In addition, the dataset includes segmented images generated by the Otsu and Watershed methods, enabling a detailed analysis of the sample characteristics. The dataset provides two versions of images for each sample: one with high resolution and another with low resolution. For analysis and validation of the method, only the high resolution images were used (Figure 2), since they are more detailed and contain more information about the rock. Therefore, they are extremely useful for investigating diagenetic processes that affect rocks over time, such as cementation and mineral dissolution. These images have an average resolution of 1140 × 1200 pixels. For this reason, resizing was performed to standardize the resolutions. The images also allow three dimensional visualization of the internal texture and structure of the rocks, facilitating the analysis of mineral distribution, fractures, and heterogeneities.

2.2. Preprocessing

Image preprocessing is a crucial step in computer vision and image processing systems, aiming to enhance image quality to facilitate subsequent analyses. The preprocessing techniques evaluated and used were CLAHE [17] and histogram specification [10] (in this order). These methods are already widely applied to improve contrast and the visibility of details in digital images [18,19], particularly in microtomography images of rocks where these aspects are essential for the evaluation of their characteristics.

2.2.1. CLAHE

The CLAHE technique was developed to overcome the limitations of global equalization methods. Unlike traditional equalization, CLAHE divides the image into small regions called tiles and applies histogram equalization independently to each of them. After local equalization, the tiles are recombined through bilinear interpolation to avoid abrupt discontinuities between regions [20]. In the proposed method, the first preprocessing step is the application of CLAHE, as shown in Figure 3.

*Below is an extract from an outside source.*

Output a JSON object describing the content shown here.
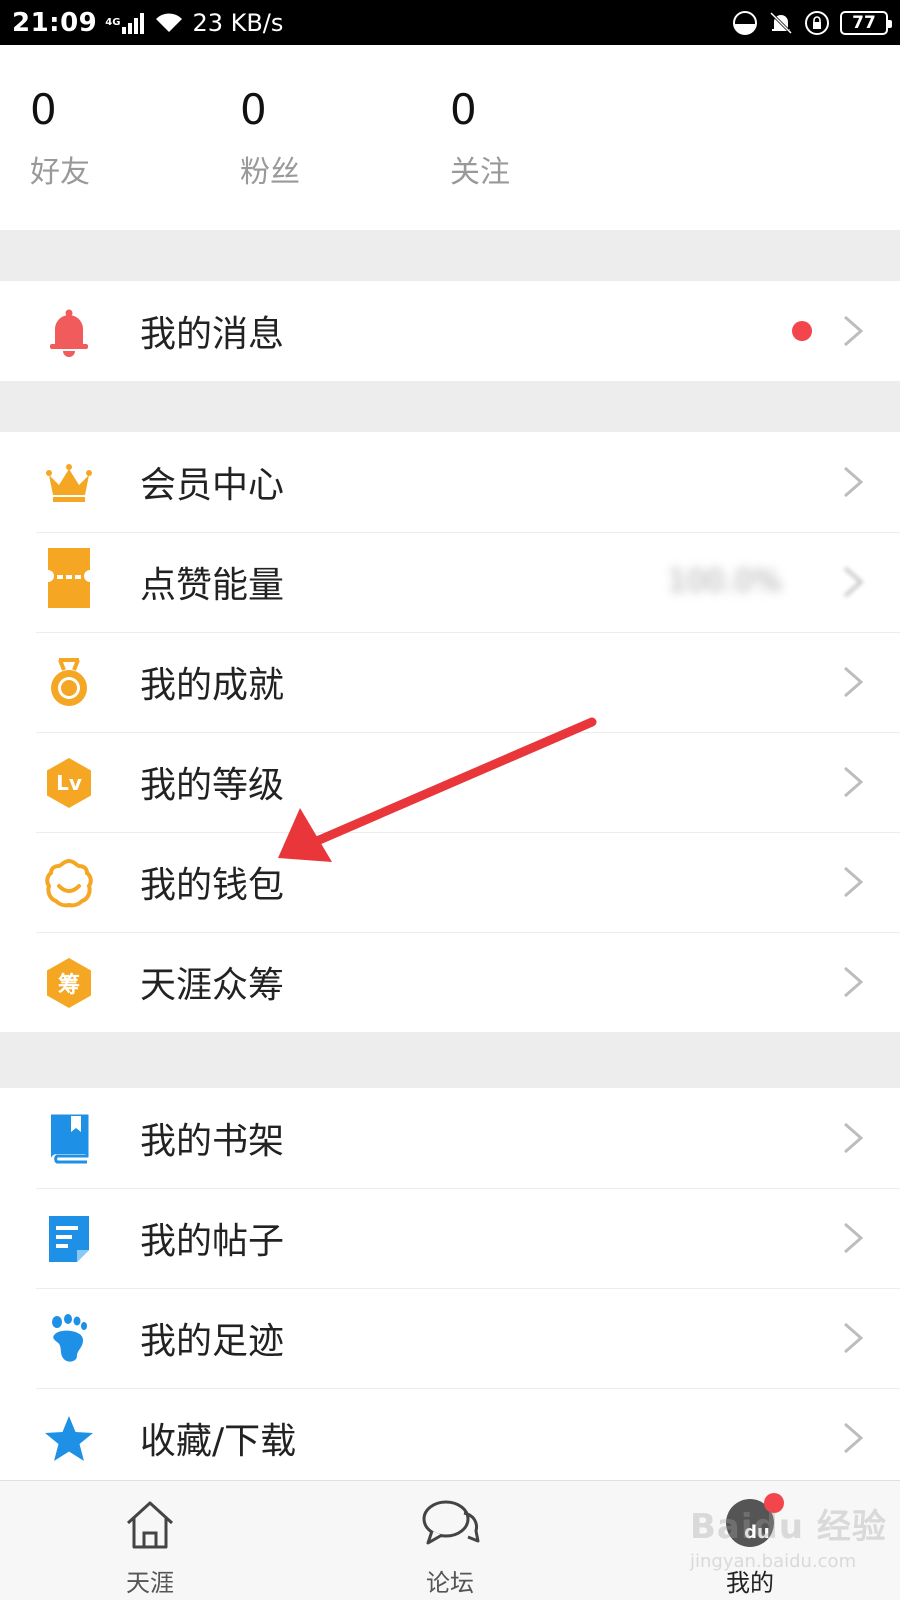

2.2.2. Histogram Specification

Histogram specification is a technique that transforms the pixel intensity levels of an image so that its histogram approximates a desired reference histogram. Unlike histogram equalization, which aims to achieve a uniform distribution of intensity levels, histogram specification allows the shaping of the intensity distribution to meet specific contrast or appearance requirements. The process involves mapping the intensity levels of the original image to new values so that the resulting histogram matches the target histogram [21]. In the proposed method, the second preprocessing step is the application of histogram specification, as illustrated in Figure 4.
At the end, in order to match the input resolution required by the UNet neural network, the resulting images were resized to 512 × 512 pixels. Despite the resizing, no significant loss or severe distortions occurred, since the average resolution was already close to a square resolution [1:1].

2.3. Segmentation

2.3.1. UNet

The UNet neural network [12] has the ability to segment images even with a reduced dataset, using a symmetric architecture with skip connections. It stands out in several areas, such as medical image segmentation, geospatial mapping, object detection in aerial images, and real time image segmentation. The UNet architecture has a symmetric “U” shape, composed of two main parts: encoder and decoder.
The encoder functions as a traditional CNN, progressively extracting features through convolutional layers and downsampling operations (using max pooling). Each stage of the encoder consists of two 3 × 3 convolutions, followed by ReLU as the activation function, and a 2 × 2 max pooling layer, which reduces the spatial dimension by half. With this approach, the network captures high level patterns, reducing the image size while maintaining important semantic information.
The decoder reconstructs the segmented image through upsampling and convolutions, gradually increasing the image resolution. Each stage of the decoder includes an upsampling operation that doubles the image resolution, 3 × 3 convolutions followed by ReLU to refine features, and skip connections to recover spatial information lost in the encoder. Skip connections are fundamental to improve segmentation performance, as they help preserve fine details from the original image.
In this work, the UNet network was used as an edge detector, segmenting the edges of the regions of interest, that is, the regions corresponding to pores or empty spaces within the rock. It was chosen over traditional methods such as Canny [22] and Sobel [23] due to its ability to generalize edge segmentation for different types of rocks, which could not be achieved using traditional methods. An example of input and output is illustrated in Figure 5.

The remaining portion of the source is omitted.